La ligue des droits et libertés a aussi précisé que les mesures exceptionnelles de santé publique devraient être compatibles avec l’exercice des droits de la personne et ne jamais porter atteinte de façon disproportionnée ou discriminatoire aux droits. C’est le cas en privilégiant le droit à la santé de certains segments de la population au détriment de celui des autres.
Règle générale, la mesure imposée doit s’appuyer sur une préoccupation scientifiquement prouvée et porter atteinte de façon minimale à la liberté de choix. Ainsi, le seul droit sur lequel pourraient véritablement s’appuyer les opposants au port du masque obligatoire s’inscrit dans le contexte d’un objectif réel et urgent de prévenir la propagation d’un virus. Ainsi, ce moyen particulier vise à protéger la santé et à la sécurité d’autrui et concerne des lieux publics précis. Il constitue donc une atteinte minimale au droit à la liberté de chacun, puisque chaque personne est libre de fréquenter ou non ces lieux.
Quels sont les impacts des mesures imposées?
Comme l’énonçait le Haut-Commissariat des Nations-Unies, les mesures de distanciation et d’isolement ont eu des impacts disproportionnés sur les populations marginalisées et vulnérables. Les personnes en situation de handicap ont subi des conséquences parfois fatales des mesures sanitaires qui ont été imposées au printemps 2020. Impossible oublier les personnes incapables, inaptes, vulnérables, isolées, dépendantes, hébergées, qui ont subi de graves atteintes aux droits fondamentaux, de l’ordre de la maltraitance et de la négligence. La mesure visant le port du masque obligatoire dans les commerces et les transports en commun crée un tollé qui fait certes réfléchir, mais elle n’influencera pas le gouvernement à la retirer.
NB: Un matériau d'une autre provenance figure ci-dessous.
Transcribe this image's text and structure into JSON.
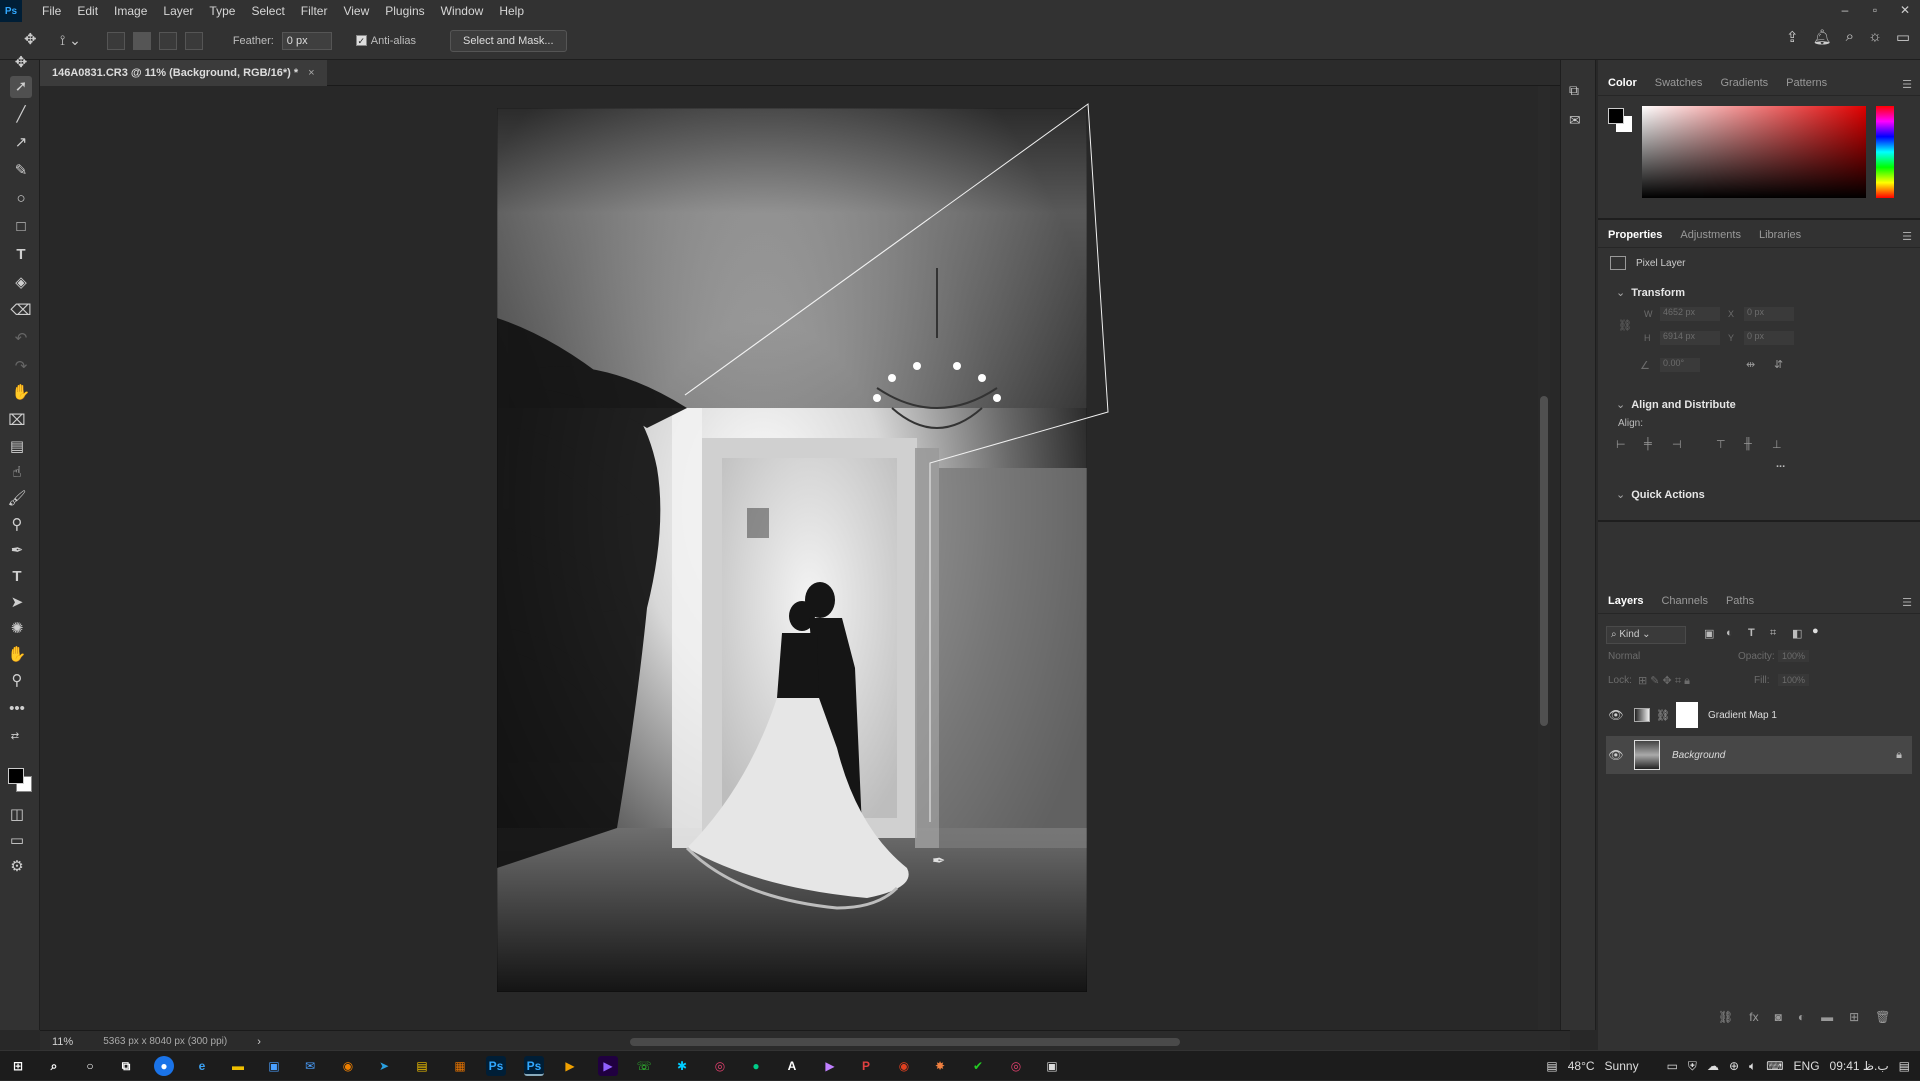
{
  "app": {
    "logo": "Ps",
    "menu": [
      "File",
      "Edit",
      "Image",
      "Layer",
      "Type",
      "Select",
      "Filter",
      "View",
      "Plugins",
      "Window",
      "Help"
    ],
    "window_controls": [
      "–",
      "▫",
      "✕"
    ]
  },
  "options_bar": {
    "feather_label": "Feather:",
    "feather_value": "0 px",
    "antialias_label": "Anti-alias",
    "select_mask_label": "Select and Mask..."
  },
  "document": {
    "tab_title": "146A0831.CR3 @ 11% (Background, RGB/16*) *",
    "tab_close": "×"
  },
  "status": {
    "zoom": "11%",
    "dimensions": "5363 px x 8040 px (300 ppi)",
    "arrow": "›"
  },
  "color_panel": {
    "tabs": [
      "Color",
      "Swatches",
      "Gradients",
      "Patterns"
    ],
    "active_tab": "Color",
    "hue_color": "#e00000"
  },
  "properties_panel": {
    "tabs": [
      "Properties",
      "Adjustments",
      "Libraries"
    ],
    "active_tab": "Properties",
    "layer_type": "Pixel Layer",
    "transform_title": "Transform",
    "w_label": "W",
    "w_value": "4652 px",
    "h_label": "H",
    "h_value": "6914 px",
    "x_label": "X",
    "x_value": "0 px",
    "y_label": "Y",
    "y_value": "0 px",
    "angle_value": "0.00°",
    "align_title": "Align and Distribute",
    "align_label": "Align:",
    "more": "...",
    "quick_actions_title": "Quick Actions"
  },
  "layers_panel": {
    "tabs": [
      "Layers",
      "Channels",
      "Paths"
    ],
    "active_tab": "Layers",
    "filter_kind": "Kind",
    "blend_mode": "Normal",
    "opacity_label": "Opacity:",
    "opacity_value": "100%",
    "lock_label": "Lock:",
    "fill_label": "Fill:",
    "fill_value": "100%",
    "layers": [
      {
        "name": "Gradient Map 1",
        "visible": true
      },
      {
        "name": "Background",
        "visible": true,
        "locked": true
      }
    ]
  },
  "taskbar": {
    "weather_temp": "48°C",
    "weather_text": "Sunny",
    "language": "ENG",
    "time": "09:41 ب.ظ"
  }
}
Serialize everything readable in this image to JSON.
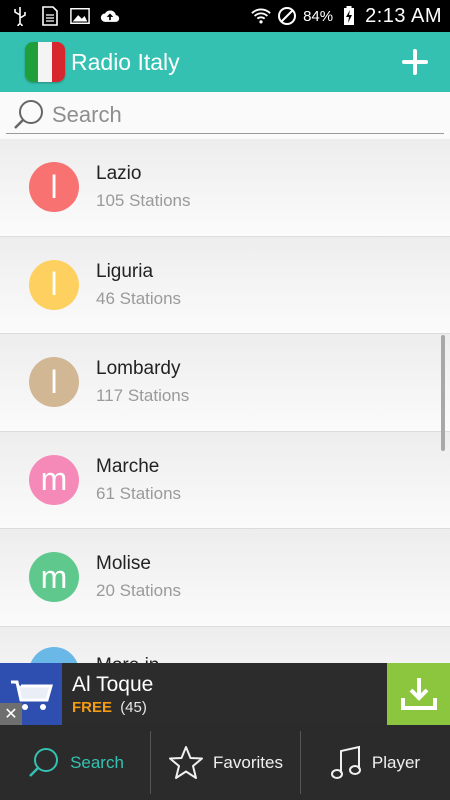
{
  "status_bar": {
    "battery_pct": "84%",
    "time": "2:13 AM"
  },
  "app_bar": {
    "title": "Radio Italy",
    "add_icon": "plus-icon"
  },
  "search": {
    "placeholder": "Search"
  },
  "regions": [
    {
      "initial": "l",
      "name": "Lazio",
      "stations": "105 Stations",
      "color": "#f87272"
    },
    {
      "initial": "l",
      "name": "Liguria",
      "stations": "46 Stations",
      "color": "#fed060"
    },
    {
      "initial": "l",
      "name": "Lombardy",
      "stations": "117 Stations",
      "color": "#d2b795"
    },
    {
      "initial": "m",
      "name": "Marche",
      "stations": "61 Stations",
      "color": "#f58ab8"
    },
    {
      "initial": "m",
      "name": "Molise",
      "stations": "20 Stations",
      "color": "#5fc88c"
    },
    {
      "initial": "",
      "name": "More in",
      "stations": "",
      "color": "#6ab8e8"
    }
  ],
  "ad": {
    "name": "Al Toque",
    "free_label": "FREE",
    "count": "(45)",
    "close": "✕"
  },
  "bottom_nav": {
    "search_label": "Search",
    "favorites_label": "Favorites",
    "player_label": "Player"
  },
  "colors": {
    "accent": "#35c1b1",
    "ad_download": "#8cc63f"
  }
}
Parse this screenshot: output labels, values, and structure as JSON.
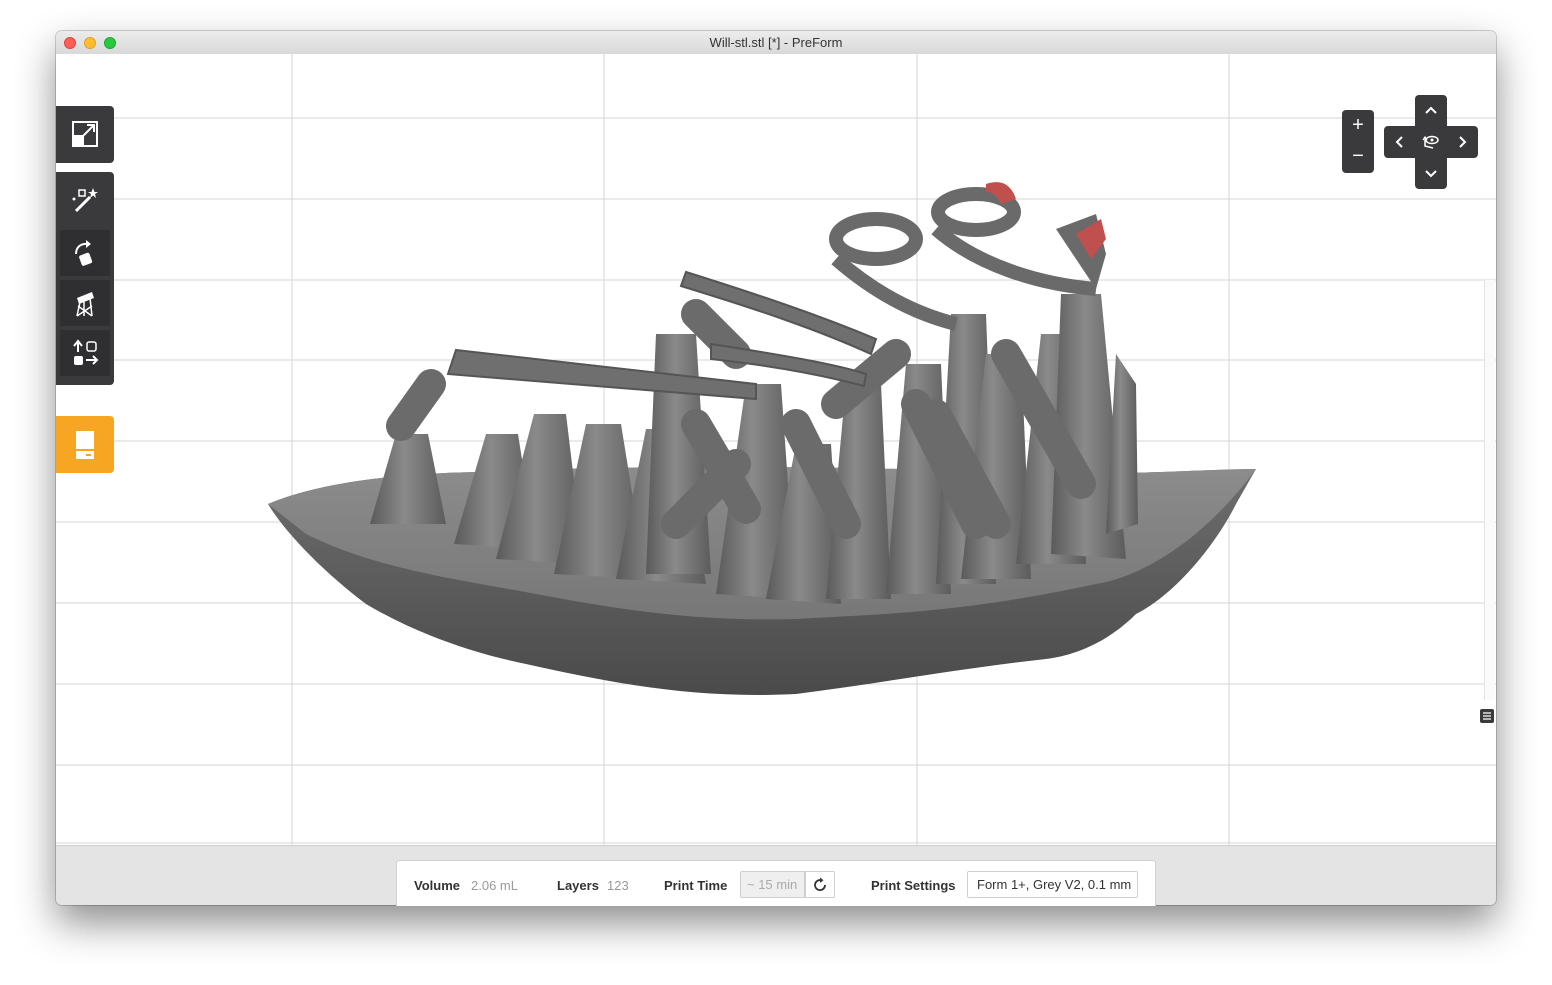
{
  "window": {
    "title": "Will-stl.stl [*] - PreForm"
  },
  "left_toolbar": {
    "top_tool": "scale-expand-icon",
    "tools": [
      "auto-support-magic-wand-icon",
      "rotate-icon",
      "supports-icon",
      "layout-icon"
    ],
    "print_tool": "print-icon",
    "print_accent": "#f6a623"
  },
  "camera_controls": {
    "zoom_in": "+",
    "zoom_out": "−",
    "up": "^",
    "down": "v",
    "left": "<",
    "right": ">",
    "center_icon": "eye-orbit-icon"
  },
  "status": {
    "volume_label": "Volume",
    "volume_value": "2.06 mL",
    "layers_label": "Layers",
    "layers_value": "123",
    "print_time_label": "Print Time",
    "print_time_value": "~ 15 min",
    "print_settings_label": "Print Settings",
    "print_settings_value": "Form 1+, Grey V2, 0.1 mm"
  },
  "colors": {
    "model": "#7a7a7a",
    "highlight": "#c0504d",
    "toolbar": "#3a3a3c"
  }
}
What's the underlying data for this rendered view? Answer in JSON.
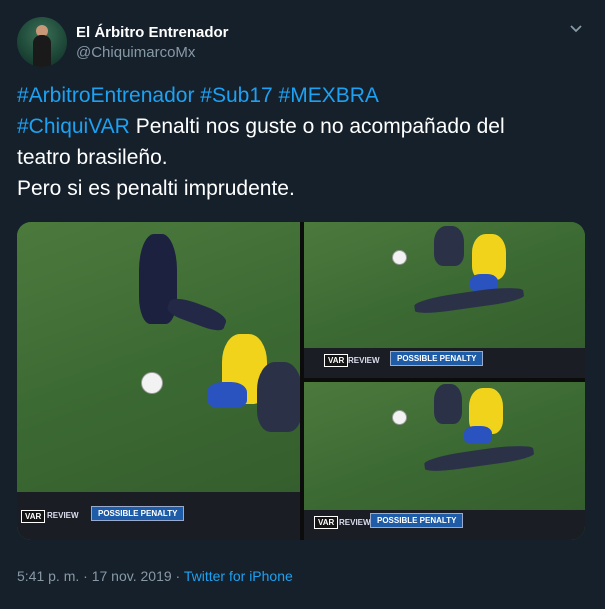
{
  "author": {
    "name": "El Árbitro Entrenador",
    "handle": "@ChiquimarcoMx"
  },
  "tweet": {
    "hashtags_line1": [
      "#ArbitroEntrenador",
      "#Sub17",
      "#MEXBRA"
    ],
    "hashtag_line2": "#ChiquiVAR",
    "text_line2": "Penalti nos guste o no acompañado del",
    "text_line3": "teatro brasileño.",
    "text_line4": "Pero si es penalti imprudente."
  },
  "media": {
    "var_label": "VAR",
    "review_label": "REVIEW",
    "penalty_label": "POSSIBLE PENALTY"
  },
  "footer": {
    "time": "5:41 p. m.",
    "date": "17 nov. 2019",
    "separator": "·",
    "source": "Twitter for iPhone"
  },
  "colors": {
    "background": "#15202b",
    "accent": "#1da1f2",
    "muted": "#8899a6"
  },
  "icons": {
    "menu": "chevron-down-icon"
  }
}
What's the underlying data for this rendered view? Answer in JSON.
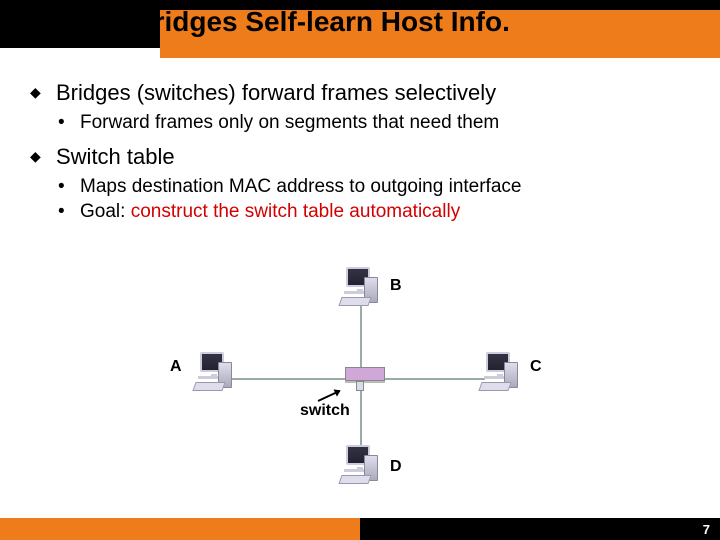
{
  "title": "Ethernet Bridges Self-learn Host Info.",
  "bullets": {
    "b1a": "Bridges (switches) forward frames selectively",
    "b2a": "Forward frames only on segments that need them",
    "b1b": "Switch table",
    "b2b": "Maps destination MAC address to outgoing interface",
    "b2c_pre": "Goal: ",
    "b2c_red": "construct the switch table automatically"
  },
  "diagram": {
    "A": "A",
    "B": "B",
    "C": "C",
    "D": "D",
    "switch": "switch"
  },
  "page": "7"
}
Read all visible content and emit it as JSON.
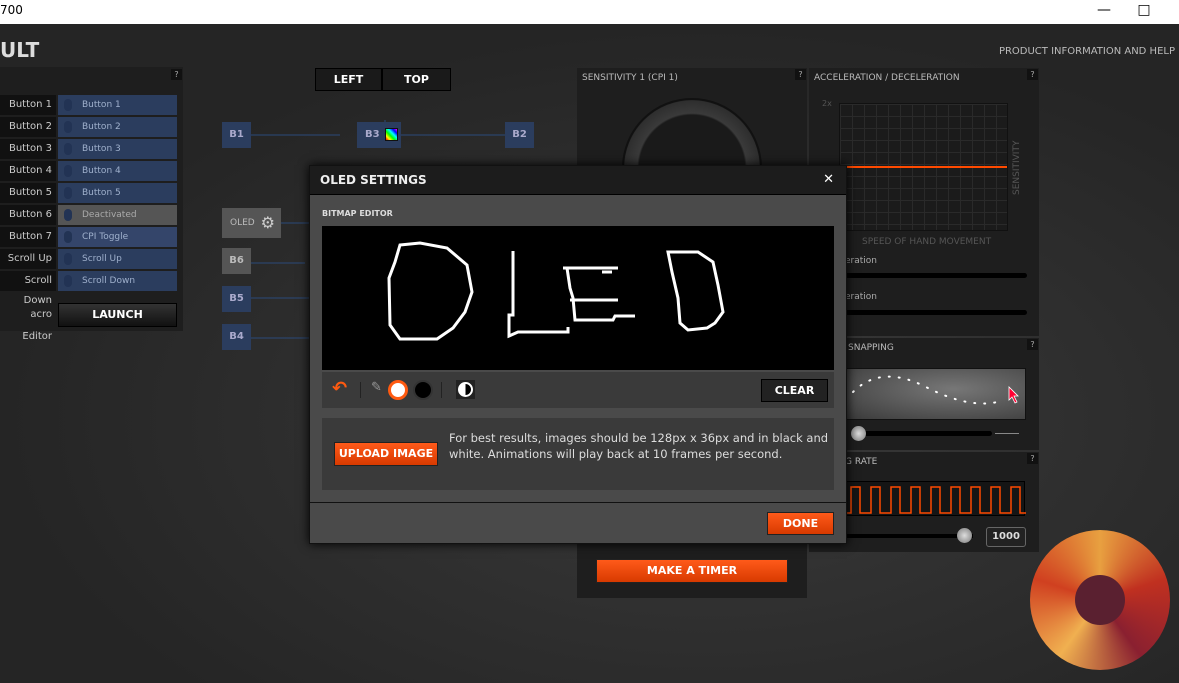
{
  "window": {
    "title": "700",
    "maximize_icon": "□"
  },
  "app": {
    "title": "ULT",
    "help_link": "PRODUCT INFORMATION AND HELP"
  },
  "buttons_panel": {
    "help": "?",
    "rows": [
      {
        "label": "Button 1",
        "value": "Button 1",
        "type": "normal"
      },
      {
        "label": "Button 2",
        "value": "Button 2",
        "type": "normal"
      },
      {
        "label": "Button 3",
        "value": "Button 3",
        "type": "normal"
      },
      {
        "label": "Button 4",
        "value": "Button 4",
        "type": "normal"
      },
      {
        "label": "Button 5",
        "value": "Button 5",
        "type": "normal"
      },
      {
        "label": "Button 6",
        "value": "Deactivated",
        "type": "deact"
      },
      {
        "label": "Button 7",
        "value": "CPI Toggle",
        "type": "cpi"
      },
      {
        "label": "Scroll Up",
        "value": "Scroll Up",
        "type": "normal"
      },
      {
        "label": "Scroll Down",
        "value": "Scroll Down",
        "type": "normal"
      }
    ],
    "macro_label": "acro Editor",
    "launch": "LAUNCH"
  },
  "view_tabs": {
    "left": "LEFT",
    "top": "TOP"
  },
  "nodes": {
    "b1": "B1",
    "b2": "B2",
    "b3": "B3",
    "b4": "B4",
    "b5": "B5",
    "b6": "B6",
    "oled": "OLED"
  },
  "sensitivity": {
    "title": "SENSITIVITY 1 (CPI 1)",
    "help": "?",
    "timer_button": "MAKE A TIMER"
  },
  "acceleration": {
    "title": "ACCELERATION / DECELERATION",
    "help": "?",
    "y_tick": "2x",
    "y_label": "SENSITIVITY",
    "x_label": "SPEED OF HAND MOVEMENT",
    "slider1_label": "eration",
    "slider2_label": "eration"
  },
  "snapping": {
    "title": "SNAPPING",
    "help": "?"
  },
  "polling": {
    "title": "G RATE",
    "help": "?",
    "value": "1000"
  },
  "modal": {
    "title": "OLED SETTINGS",
    "close": "✕",
    "section": "BITMAP EDITOR",
    "clear": "CLEAR",
    "upload": "UPLOAD IMAGE",
    "info": "For best results, images should be 128px x 36px and in black and white. Animations will play back at 10 frames per second.",
    "done": "DONE"
  },
  "colors": {
    "accent": "#ff4a00",
    "panel": "#1e1e1e",
    "button_blue": "#2b3d5e"
  }
}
Il est toujours important d’éviter les atteintes aux droits individuels, de les dénoncer et surtout d’être vigilants et de les défendre. Ainsi, il arrive souvent que les personnes visées par des demandes d’autorisation de soins ou d’hébergement s’y opposent et que nous les représentions. Elles ont droit à leur défense malgré leur capacité diminuée et les pouvoirs conférés à la Cour supérieure de trancher ces litiges. Mais, la Cour d’appel a rappelé en 2015 que les atteintes à l’intégrité doivent être prises avec le plus grand sérieux dans le contexte des autorisations judiciaires de soins.
En d’autres mots, le contexte de la crise sanitaire actuelle ne doit pas favoriser les atteintes aux droits fondamentaux, sous prétexte de la santé. Il se peut toutefois que des mesures approuvées scientifiquement ouvrent la porte à une contrainte temporaire et ciblée, comme le port du couvre-visage. Une société démocratique et ses citoyens peuvent être exposés à une restriction valide de leur liberté de choix, dans une optique d’équilibre entre droits individuels et bien-être collectif.